Life back in Arkansas seemed a bit dull in comparison, so at age sixteen Helen left high school to become a freshman at the University of Arkansas. There she was ably mentored by Mike Hoffman and others in the Anthropology Department, who remembered her from Archaeological Association excursions. In 1977, she graduated with training in archaeology and biological anthropology, but with her real interests drifting inexorably toward vertebrate zoology and paleontology. Helen had ties with the National Museum of Natural History in Washington, having begun as a summer volunteer in the Paleobiology Department two years previously. She also had conducted senior honors research on Amerindian skeletons in the Physical Anthropology section, and worked as an assistant to Richard Zusi on his research on the anatomy and systematics of hummingbirds. She returned to the latter job after graduation, but Richard’s grant soon ran out, and she fatefully accepted a position helping Storrs Olson identify some fossil birds from the Hawaiian Islands. This project blossomed into a long-term research program when collections that Storrs and Helen made in the islands revealed a bounty of undescribed fossil birds. Documenting these extinct species and placing them in an evolutionary and ecological context became a life goal for the couple, who were married in 1981.

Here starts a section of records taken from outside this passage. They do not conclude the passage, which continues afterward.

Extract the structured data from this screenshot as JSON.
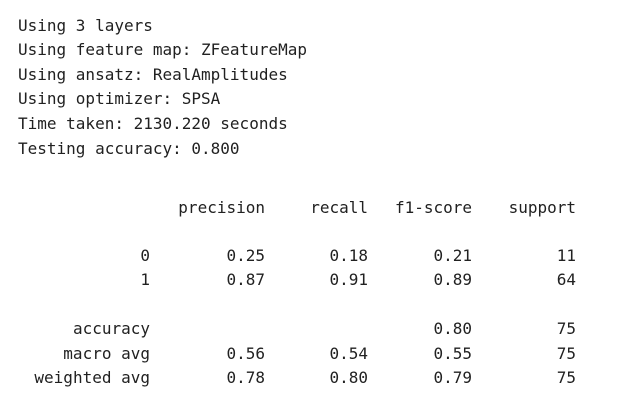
{
  "log_lines": [
    "Using 3 layers",
    "Using feature map: ZFeatureMap",
    "Using ansatz: RealAmplitudes",
    "Using optimizer: SPSA",
    "Time taken: 2130.220 seconds",
    "Testing accuracy: 0.800"
  ],
  "report": {
    "headers": {
      "precision": "precision",
      "recall": "recall",
      "f1": "f1-score",
      "support": "support"
    },
    "rows": [
      {
        "label": "0",
        "precision": "0.25",
        "recall": "0.18",
        "f1": "0.21",
        "support": "11"
      },
      {
        "label": "1",
        "precision": "0.87",
        "recall": "0.91",
        "f1": "0.89",
        "support": "64"
      },
      {
        "label": "accuracy",
        "precision": "",
        "recall": "",
        "f1": "0.80",
        "support": "75"
      },
      {
        "label": "macro avg",
        "precision": "0.56",
        "recall": "0.54",
        "f1": "0.55",
        "support": "75"
      },
      {
        "label": "weighted avg",
        "precision": "0.78",
        "recall": "0.80",
        "f1": "0.79",
        "support": "75"
      }
    ]
  }
}
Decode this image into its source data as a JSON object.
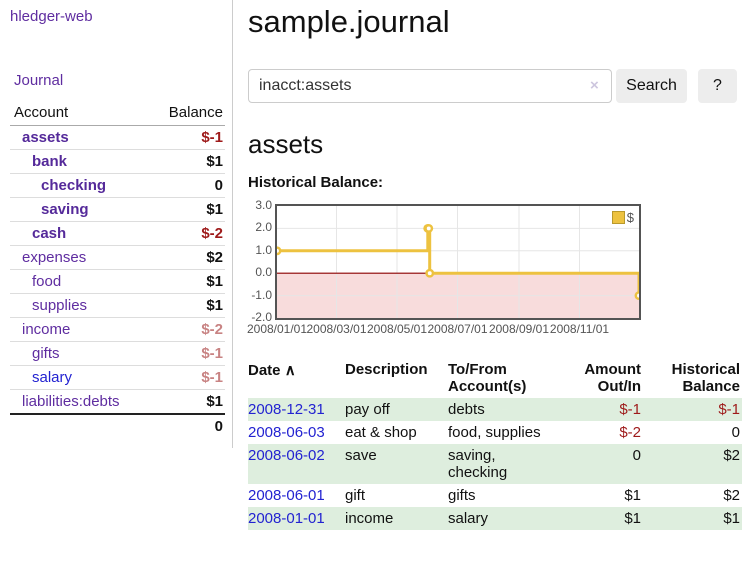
{
  "app": {
    "brand": "hledger-web",
    "nav_journal": "Journal"
  },
  "colors": {
    "link_purple": "#5f2da0",
    "link_blue": "#2323d1",
    "negative_strong": "#9e1a1a",
    "negative_faded": "#c88383",
    "row_stripe_green": "#deeede",
    "chart_line_gold": "#edc240",
    "chart_negative_pink": "#f8dcdc",
    "chart_zero_line": "#8b0000"
  },
  "sidebar": {
    "headers": {
      "account": "Account",
      "balance": "Balance"
    },
    "rows": [
      {
        "account": "assets",
        "balance": "$-1"
      },
      {
        "account": "bank",
        "balance": "$1"
      },
      {
        "account": "checking",
        "balance": "0"
      },
      {
        "account": "saving",
        "balance": "$1"
      },
      {
        "account": "cash",
        "balance": "$-2"
      },
      {
        "account": "expenses",
        "balance": "$2"
      },
      {
        "account": "food",
        "balance": "$1"
      },
      {
        "account": "supplies",
        "balance": "$1"
      },
      {
        "account": "income",
        "balance": "$-2"
      },
      {
        "account": "gifts",
        "balance": "$-1"
      },
      {
        "account": "salary",
        "balance": "$-1"
      },
      {
        "account": "liabilities:debts",
        "balance": "$1"
      }
    ],
    "total": "0"
  },
  "header": {
    "title": "sample.journal"
  },
  "search": {
    "value": "inacct:assets",
    "clear_icon": "×",
    "button_label": "Search",
    "help_label": "?"
  },
  "main": {
    "account_heading": "assets",
    "chart_title": "Historical Balance:"
  },
  "chart_data": {
    "type": "line",
    "title": "Historical Balance:",
    "step": true,
    "xlim": [
      "2008-01-01",
      "2008-12-31"
    ],
    "ylim": [
      -2,
      3
    ],
    "x_ticks": [
      "2008/01/01",
      "2008/03/01",
      "2008/05/01",
      "2008/07/01",
      "2008/09/01",
      "2008/11/01"
    ],
    "y_ticks": [
      "3.0",
      "2.0",
      "1.0",
      "0.0",
      "-1.0",
      "-2.0"
    ],
    "series": [
      {
        "name": "$",
        "color": "#edc240",
        "points": [
          [
            "2008-01-01",
            1
          ],
          [
            "2008-06-01",
            2
          ],
          [
            "2008-06-02",
            2
          ],
          [
            "2008-06-03",
            0
          ],
          [
            "2008-12-31",
            -1
          ]
        ]
      }
    ],
    "negative_fill": "#f8dcdc",
    "zero_line_color": "#8b0000",
    "grid_color": "#e6e6e6",
    "legend": {
      "label": "$",
      "position": "top-right"
    }
  },
  "register": {
    "headers": {
      "date": "Date",
      "sort_indicator": "∧",
      "description": "Description",
      "accounts": "To/From Account(s)",
      "amount": "Amount Out/In",
      "balance": "Historical Balance"
    },
    "rows": [
      {
        "date": "2008-12-31",
        "description": "pay off",
        "accounts": "debts",
        "amount": "$-1",
        "balance": "$-1"
      },
      {
        "date": "2008-06-03",
        "description": "eat & shop",
        "accounts": "food, supplies",
        "amount": "$-2",
        "balance": "0"
      },
      {
        "date": "2008-06-02",
        "description": "save",
        "accounts": "saving, checking",
        "amount": "0",
        "balance": "$2"
      },
      {
        "date": "2008-06-01",
        "description": "gift",
        "accounts": "gifts",
        "amount": "$1",
        "balance": "$2"
      },
      {
        "date": "2008-01-01",
        "description": "income",
        "accounts": "salary",
        "amount": "$1",
        "balance": "$1"
      }
    ]
  }
}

The switch to research on fossil birds enabled Helen to happily abandon her early anthropomorphism, while still applying her archaeological training at paleontological excavations, and her experience with human skeletal variation when delineating species limits in fossil birds. Archaeological training also had taught her to like multidisciplinary approaches, leading her to foster research collaborations that brought new sources of data to the program. These include an early entry into carbon dating of bone collagen using accelerator mass spectrometry, amplification of ancient DNA from subfossil bones to study the evolutionary relationships and population genetic history of extinct and endangered species, and joint excavations with paleobotanists and archaeologists to develop an integrated picture of ecological change through time.

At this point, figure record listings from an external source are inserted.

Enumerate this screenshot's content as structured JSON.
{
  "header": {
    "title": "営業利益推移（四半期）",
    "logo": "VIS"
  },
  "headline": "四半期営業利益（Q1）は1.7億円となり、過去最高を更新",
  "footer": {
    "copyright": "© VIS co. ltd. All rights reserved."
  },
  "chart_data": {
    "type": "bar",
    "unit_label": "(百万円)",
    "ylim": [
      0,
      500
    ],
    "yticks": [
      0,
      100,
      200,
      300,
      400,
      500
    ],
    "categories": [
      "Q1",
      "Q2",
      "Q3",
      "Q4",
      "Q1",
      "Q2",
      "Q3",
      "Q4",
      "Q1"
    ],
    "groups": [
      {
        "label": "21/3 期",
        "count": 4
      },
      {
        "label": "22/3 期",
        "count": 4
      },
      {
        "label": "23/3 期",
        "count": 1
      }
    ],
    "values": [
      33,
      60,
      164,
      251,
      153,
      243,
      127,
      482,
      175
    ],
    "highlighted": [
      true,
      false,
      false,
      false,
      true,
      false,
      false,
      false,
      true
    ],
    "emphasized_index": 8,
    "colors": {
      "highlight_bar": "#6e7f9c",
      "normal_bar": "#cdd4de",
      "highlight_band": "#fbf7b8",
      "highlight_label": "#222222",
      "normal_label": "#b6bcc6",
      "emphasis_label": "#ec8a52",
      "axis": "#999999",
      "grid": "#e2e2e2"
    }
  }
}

Helen earned a PhD degree in zoology from Oxford University in 2000, with a dissertation on the comparative osteology and phylogeny of the Hawaiian finches (Drepanidini). Her research interests beyond the Hawaiian Islands include fossil vertebrates and paleoecology of Madagascar, comparative osteology and phylogenetics of perching birds, and the evolution of island waterfowl.
Helen has authored or co-authored over forty publications in science. She currently serves on the executive council of the Society of Avian Paleontology and Evolution and on the council of the American Institute of Biological Sciences. When not in the museum, she is kept busy by her two children, Travis and Sydney. The family loves to escape to their summer cottage on the Cacapon River in West Virginia, a setting very like her girlhood home.
Helen was elected to the Washington Biologists’ Field Club in 2001.